2. Find a Network of Support
Even with the best-laid plans, life often intervenes. Having someone to call when it does is especially important in nursing school. While she had the help of her husband, Joseph still needed to call on a neighbor when she was in a crunch.
“Having a support person on stand-by really helps,” Joseph said. “Whether it’s a significant other, a neighbor, a family member or friend, I definitely recommend having someone who understands what you’re going through and can be there if you need them.”
Joseph was one of 12 moms in her class, so they would often lean on each other for advice and encouragement as well.
“I have made close friends that I will be friends with forever,” she said. “We’re all compassionate people— we’re all nurses. We all have one thing in common and that is having the mindset of compassion and caring.”
3. Create a Study Space
During nursing school, Joseph used a bedroom of her home as an office.
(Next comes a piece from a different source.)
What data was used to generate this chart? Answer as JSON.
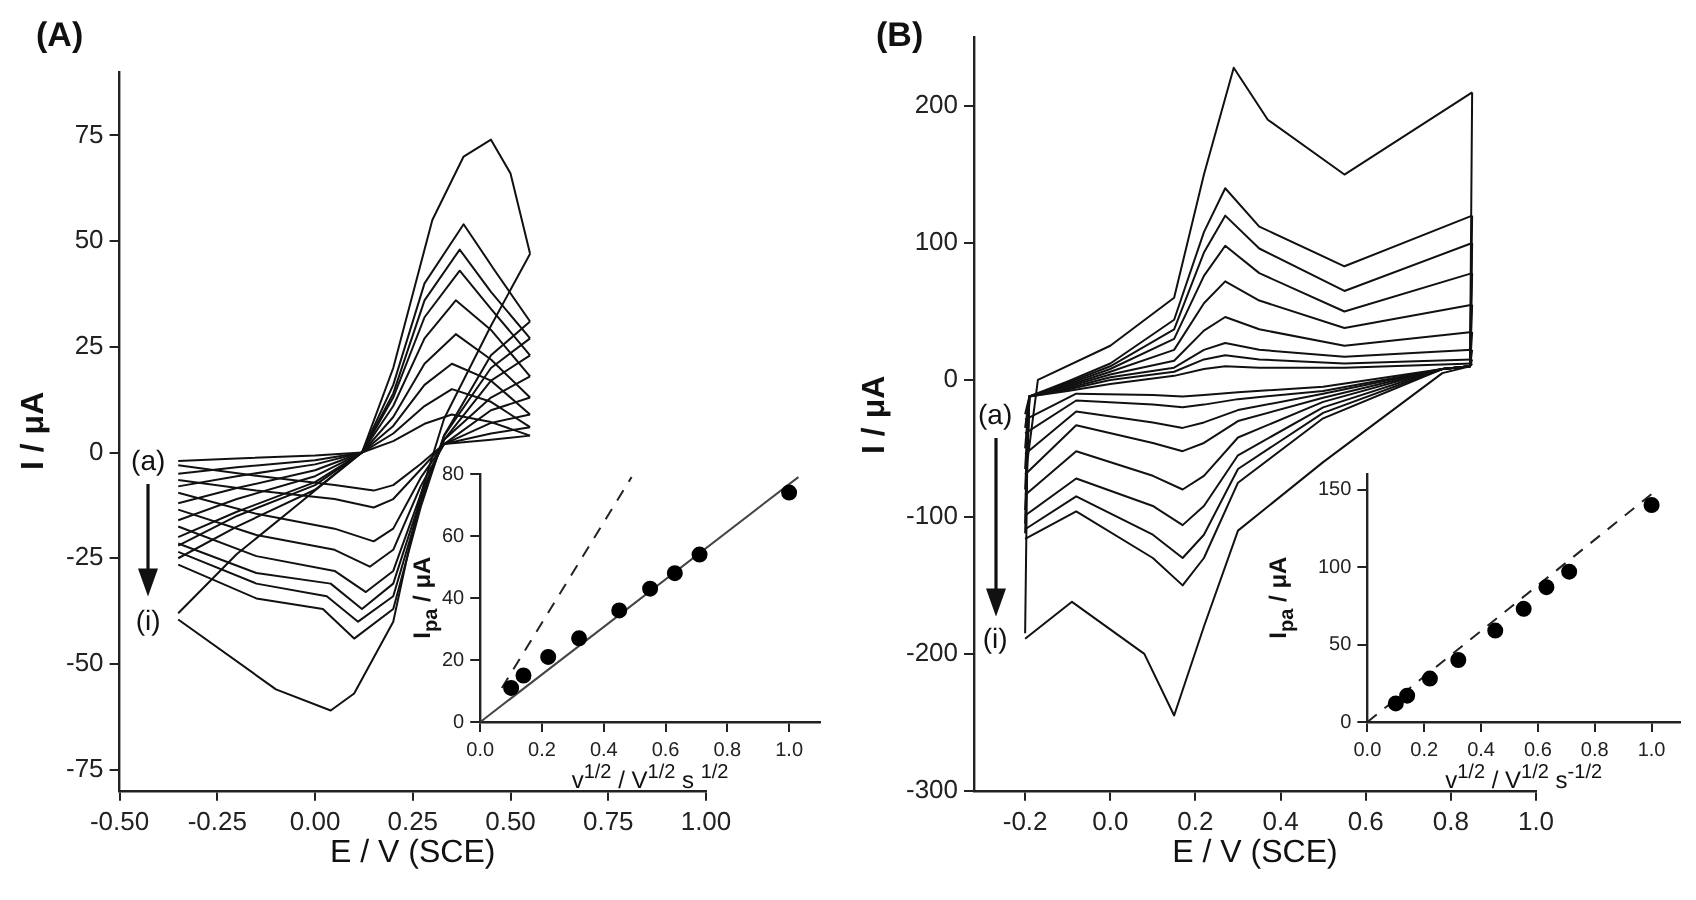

When the door was closed, her family knew not to knock or interrupt unless it was an emergency.
“I created a nice area where I could open up a book, have my laptop open and have plenty of space and light,” Joseph said. “You have to be sure there are no distractions – leave your phone outside the room and just focus.”
As marathon study sessions aren’t the most beneficial, Joseph would study in spurts. She might study for an hour then put in a load of laundry, or study for two hours, then watch a few minutes of TV to clear her mind.
While this worked for Joseph, it might not work as well for others, including those who have small children. Starbucks might be a better option for some – it doesn’t matter where your study space is, as long as you designate one, Joseph said.
4. If You Must Work, Make Sure You Have Flexibility
While working as a full-time student isn’t recommended, it may be a necessity for some. During school, Joseph had a part-time role at a midwife’s office. Finding an employer who will be flexible with your schedule and keeping communication open with your manager are essential if you plan to work during nursing school, Joseph said.
“Your manager needs to understand that your school schedule will change every eight weeks,” she said. “Communicate with your manager ahead of time and give them as much notice as possible about your schedule.”
Throughout the course of the program, Joseph never took significant time off to study from her position at a midwife’s office.
“I kept my routine consistent and just pushed through,” Joseph said. “I love my work and going there helped me clear my mind a bit and gave me a break from studying.”
At the start of the Bachelor in Science in Nursing program, Joseph printed out her program plan. Each semester, she would cross off another task so she could stay focused on her goals.
She also took time to talk openly with her daughters about her desire to attend nursing school and how it would affect them, including an occasional missed soccer game or class event. Whenever possible, she would include them in nursing school events—like the Susan G. Komen Race for the Cure.
“Looking back at my kids during graduation and seeing them smile and cheer me on made it all worth it,” Joseph said. “You have to keep the focus on what you’re doing and know that your kids will be so proud of you when you’re done. They see you do it and then you’re even more of a role model for them.”